With the backing of local residents, Northumberland County Council is in the process of making a provisional Tree Preservation Order on the 8.5 hectare Goodie Patchy woodland. The area, on the south bank of the Tweed estuary in Berwick, provides a link between the communities of Tweedmouth and Spittal.
It is also the only major area of woodland in the estuary area. The patch is particularly popular with dog walkers. Ross Weddle, from the local residents association which has been campaigning to protect the site, said: “The St. Boisil’s Residents Association is really happy that the process is now underway to protect the trees and that the council has listened to the collective will of the community.”

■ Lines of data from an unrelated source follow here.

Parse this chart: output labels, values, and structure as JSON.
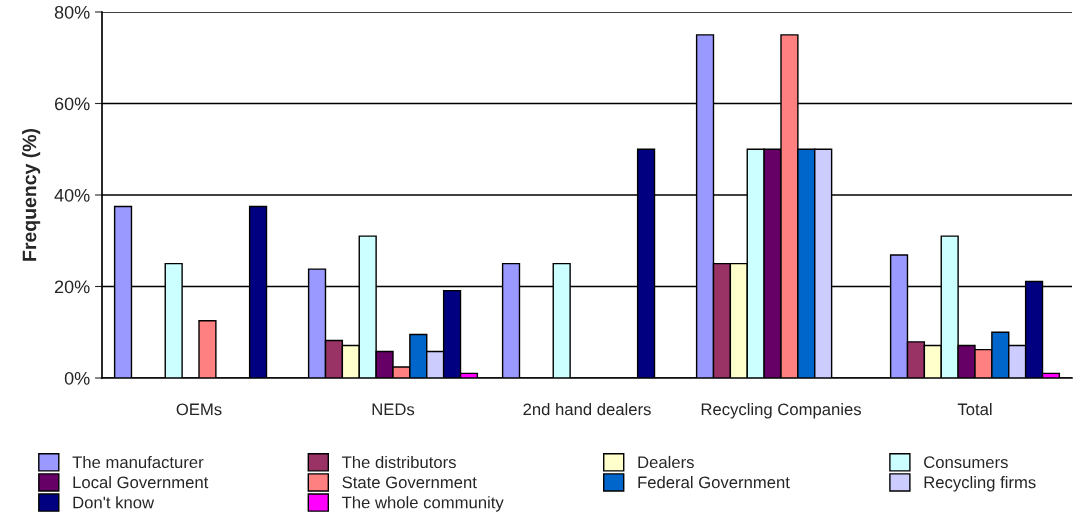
{
  "chart_data": {
    "type": "bar",
    "ylabel": "Frequency (%)",
    "categories": [
      "OEMs",
      "NEDs",
      "2nd hand dealers",
      "Recycling Companies",
      "Total"
    ],
    "series": [
      {
        "name": "The manufacturer",
        "color": "#9999ff",
        "values": [
          37.5,
          23.8,
          25,
          75,
          26.9
        ]
      },
      {
        "name": "The distributors",
        "color": "#993366",
        "values": [
          null,
          8.2,
          null,
          25,
          7.9
        ]
      },
      {
        "name": "Dealers",
        "color": "#ffffcc",
        "values": [
          null,
          7.1,
          null,
          25,
          7.1
        ]
      },
      {
        "name": "Consumers",
        "color": "#ccffff",
        "values": [
          25,
          31.0,
          25,
          50,
          31.0
        ]
      },
      {
        "name": "Local Government",
        "color": "#660066",
        "values": [
          null,
          5.8,
          null,
          50,
          7.1
        ]
      },
      {
        "name": "State Government",
        "color": "#ff8080",
        "values": [
          12.5,
          2.4,
          null,
          75,
          6.2
        ]
      },
      {
        "name": "Federal Government",
        "color": "#0066cc",
        "values": [
          null,
          9.5,
          null,
          50,
          10.0
        ]
      },
      {
        "name": "Recycling firms",
        "color": "#ccccff",
        "values": [
          null,
          5.8,
          null,
          50,
          7.1
        ]
      },
      {
        "name": "Don't know",
        "color": "#000080",
        "values": [
          37.5,
          19.1,
          50,
          null,
          21.1
        ]
      },
      {
        "name": "The whole community",
        "color": "#ff00ff",
        "values": [
          null,
          1.0,
          null,
          null,
          1.0
        ]
      }
    ],
    "ylim": [
      0,
      80
    ],
    "yticks": [
      {
        "value": 0,
        "label": "0%"
      },
      {
        "value": 20,
        "label": "20%"
      },
      {
        "value": 40,
        "label": "40%"
      },
      {
        "value": 60,
        "label": "60%"
      },
      {
        "value": 80,
        "label": "80%"
      }
    ],
    "grid": "y",
    "legend": "bottom"
  }
}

After the provisional Tree Preservation Order is in place, there will be a statutory period of consultation with the local community to let local residents put forward their views about the proposal to introduce a Tree Preservation Order on the land.
Councillor Allan Hepple, cabinet member accountable for planning strategy at Northumberland County Council, said: “The woodland has dominated this part of the estuary for centuries and contains species of ash, sycamore, apple, plum and wild cherry.
“The introduction of a provisional order has the full backing of local residents in Tweedmouth and Spittal who have future plans to turn it into England’s most northerly community woodland.”
A Tree Preservation Order is made by a local planning authority to protect specific trees, groups of trees or woodlands in the interests of amenity.
An Order makes it an offence to cut down, top, lop, uproot or cause intentional damage or destruction of the trees protected by it without the local planning authority’s permission.
Concerns have been raised in the past about the potential for infringement on the woodland by developers. A Tree Preservation Order would make the possibility for encroachment impossible.